Five members of the organization also took home awards for their dedication to the community.
President Bobby Crawford attributed the Grantham group's success at the 81st Annual Convention in Fayetteville to its hard-working members and their drive to improve Grantham and the surrounding areas.
"We got a group of people that are interested in the community, that want to help the community," Crawford said. "They are a nucleus of people, five or six or seven couples that make up the heart of it, and 30 or 40 members."
The Grantham Grange began nearly 150 years ago, making it one of the oldest surviving organizations in eastern North Carolina. Originally formed to be a legislative voice for farmers, it has become an organization dedicated to community service, as well as a promoter of agriculture.

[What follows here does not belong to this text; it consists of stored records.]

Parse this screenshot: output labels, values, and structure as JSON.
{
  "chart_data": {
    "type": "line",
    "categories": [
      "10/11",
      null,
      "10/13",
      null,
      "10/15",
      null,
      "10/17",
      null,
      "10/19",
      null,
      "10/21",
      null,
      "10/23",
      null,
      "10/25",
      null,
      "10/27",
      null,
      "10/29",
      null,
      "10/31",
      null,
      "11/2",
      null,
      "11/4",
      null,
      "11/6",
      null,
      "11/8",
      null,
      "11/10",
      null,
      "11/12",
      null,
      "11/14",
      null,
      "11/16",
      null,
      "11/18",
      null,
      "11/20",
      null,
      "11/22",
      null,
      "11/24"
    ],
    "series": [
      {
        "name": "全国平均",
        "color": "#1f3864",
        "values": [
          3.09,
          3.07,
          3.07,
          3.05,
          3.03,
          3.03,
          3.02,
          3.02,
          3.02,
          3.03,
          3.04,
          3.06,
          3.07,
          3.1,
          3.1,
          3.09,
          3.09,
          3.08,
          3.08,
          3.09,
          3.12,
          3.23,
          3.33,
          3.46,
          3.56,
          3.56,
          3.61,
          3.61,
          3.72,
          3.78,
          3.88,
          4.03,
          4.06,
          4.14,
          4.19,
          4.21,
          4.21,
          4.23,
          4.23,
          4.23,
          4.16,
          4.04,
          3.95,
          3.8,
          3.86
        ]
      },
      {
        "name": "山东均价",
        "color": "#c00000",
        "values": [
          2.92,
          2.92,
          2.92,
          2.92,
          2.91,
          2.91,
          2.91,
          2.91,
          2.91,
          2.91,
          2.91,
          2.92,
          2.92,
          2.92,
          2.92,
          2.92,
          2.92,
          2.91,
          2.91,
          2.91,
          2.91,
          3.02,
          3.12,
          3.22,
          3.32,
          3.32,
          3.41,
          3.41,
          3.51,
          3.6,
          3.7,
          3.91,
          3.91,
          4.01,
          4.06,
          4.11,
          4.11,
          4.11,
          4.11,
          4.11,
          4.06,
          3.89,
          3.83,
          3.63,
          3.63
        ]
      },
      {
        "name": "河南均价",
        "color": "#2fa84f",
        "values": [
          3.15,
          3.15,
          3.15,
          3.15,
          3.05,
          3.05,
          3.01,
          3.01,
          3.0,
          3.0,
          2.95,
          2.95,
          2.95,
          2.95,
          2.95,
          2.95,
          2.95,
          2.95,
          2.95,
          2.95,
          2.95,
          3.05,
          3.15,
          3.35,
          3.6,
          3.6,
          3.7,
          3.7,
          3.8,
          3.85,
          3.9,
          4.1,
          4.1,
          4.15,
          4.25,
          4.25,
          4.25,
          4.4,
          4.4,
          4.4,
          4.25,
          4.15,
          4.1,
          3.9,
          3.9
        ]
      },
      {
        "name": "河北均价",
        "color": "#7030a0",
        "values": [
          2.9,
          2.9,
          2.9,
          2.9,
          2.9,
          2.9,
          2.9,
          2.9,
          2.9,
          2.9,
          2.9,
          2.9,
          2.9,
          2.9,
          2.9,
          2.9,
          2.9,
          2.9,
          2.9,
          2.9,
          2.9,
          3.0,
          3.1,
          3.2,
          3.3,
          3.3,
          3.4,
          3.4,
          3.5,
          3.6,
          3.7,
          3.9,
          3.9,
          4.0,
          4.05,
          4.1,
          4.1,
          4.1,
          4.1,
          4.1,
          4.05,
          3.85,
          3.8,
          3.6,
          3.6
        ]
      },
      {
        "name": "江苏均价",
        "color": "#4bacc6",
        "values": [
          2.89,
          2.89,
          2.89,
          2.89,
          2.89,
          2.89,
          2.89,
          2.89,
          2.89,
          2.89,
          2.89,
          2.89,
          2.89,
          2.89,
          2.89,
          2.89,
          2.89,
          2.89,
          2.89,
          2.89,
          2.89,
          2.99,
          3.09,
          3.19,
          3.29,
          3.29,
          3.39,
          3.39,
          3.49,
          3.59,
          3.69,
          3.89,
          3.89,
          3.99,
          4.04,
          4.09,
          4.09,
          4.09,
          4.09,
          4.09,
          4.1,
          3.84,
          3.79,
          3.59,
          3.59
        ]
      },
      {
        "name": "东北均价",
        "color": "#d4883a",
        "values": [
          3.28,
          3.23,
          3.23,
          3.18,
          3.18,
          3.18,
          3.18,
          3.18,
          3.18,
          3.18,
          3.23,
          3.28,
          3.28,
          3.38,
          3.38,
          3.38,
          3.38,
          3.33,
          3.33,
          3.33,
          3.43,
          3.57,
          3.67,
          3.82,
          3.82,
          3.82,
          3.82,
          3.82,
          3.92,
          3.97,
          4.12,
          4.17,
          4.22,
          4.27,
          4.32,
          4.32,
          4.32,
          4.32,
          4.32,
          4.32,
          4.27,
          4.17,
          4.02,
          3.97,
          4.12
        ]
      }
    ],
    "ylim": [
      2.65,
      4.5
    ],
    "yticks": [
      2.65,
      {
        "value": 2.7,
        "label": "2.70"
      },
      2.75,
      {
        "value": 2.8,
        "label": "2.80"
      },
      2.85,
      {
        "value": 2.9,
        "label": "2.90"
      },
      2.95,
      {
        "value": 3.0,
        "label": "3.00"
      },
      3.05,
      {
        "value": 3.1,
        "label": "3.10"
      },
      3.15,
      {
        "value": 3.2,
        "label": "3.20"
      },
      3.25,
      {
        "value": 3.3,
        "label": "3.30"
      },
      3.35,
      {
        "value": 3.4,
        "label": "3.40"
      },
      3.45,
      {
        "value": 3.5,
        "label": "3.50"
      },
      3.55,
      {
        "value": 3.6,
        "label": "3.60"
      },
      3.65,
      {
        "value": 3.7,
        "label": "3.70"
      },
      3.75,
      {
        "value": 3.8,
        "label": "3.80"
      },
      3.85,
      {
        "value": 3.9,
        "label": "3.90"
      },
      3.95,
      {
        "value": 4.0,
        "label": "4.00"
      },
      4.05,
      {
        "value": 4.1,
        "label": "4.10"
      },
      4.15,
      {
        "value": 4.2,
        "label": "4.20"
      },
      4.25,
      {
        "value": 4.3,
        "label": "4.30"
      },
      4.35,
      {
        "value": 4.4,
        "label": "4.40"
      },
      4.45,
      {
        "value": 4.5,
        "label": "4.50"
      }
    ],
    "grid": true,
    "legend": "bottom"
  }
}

Its original purpose was to be a voice in the legislature for farmers who otherwise might be overlooked, but over time the Grange has developed into a group dedicated to community service as well as promoting agriculture.
To determine the award winners, the state judges look at the records of each Grange and a committee calculates points based on the different programs the group has completed. An independent committee tallies the points and presents the awards.
The Grantham Grange members are very active and participate in events such as the Memory Walk, Relay for Life, the Heart Walk and others. The group holds a fundraiser at the Wayne County Regional Agricultural Fair every year selling hot dogs and hamburgers. The funds raised go not only for the group's monthly programs, but also to help community members in need -- often those who have been burned out of their homes or are facing excessive medical bills.
"We're real proud," Crawford said.
One Grantham family received its own special recognition for their work with the Grange. Cindy and Ed Stevens, and their children Cody and Katie, were named Grange Farm Family of the Year. The Stevenses grow row crops and tobacco, produce turkeys for Goldsboro Milling Co. and raise hogs for Murphy-Brown. Earlier this year they were named Farm Family of the Year from the Grantham Grange.
"We were pretty excited that we won," Stevens said.
Caroline Elizabeth Tart, a freshman at North Carolina State University and vice president of the Wayne County Grange, was named Youth Granger of the Year by the state Grange. Miss Tart, now double majoring in agriculture education and agriculture communications, has been active in her church and in the Grantham Grange for seven years. She has served in a variety of leadership roles, and completed community service projects for the Goldsboro soup kitchen, the American School of Deaf, Shoeboxes for the Kids and WAGES Head Start, among many others.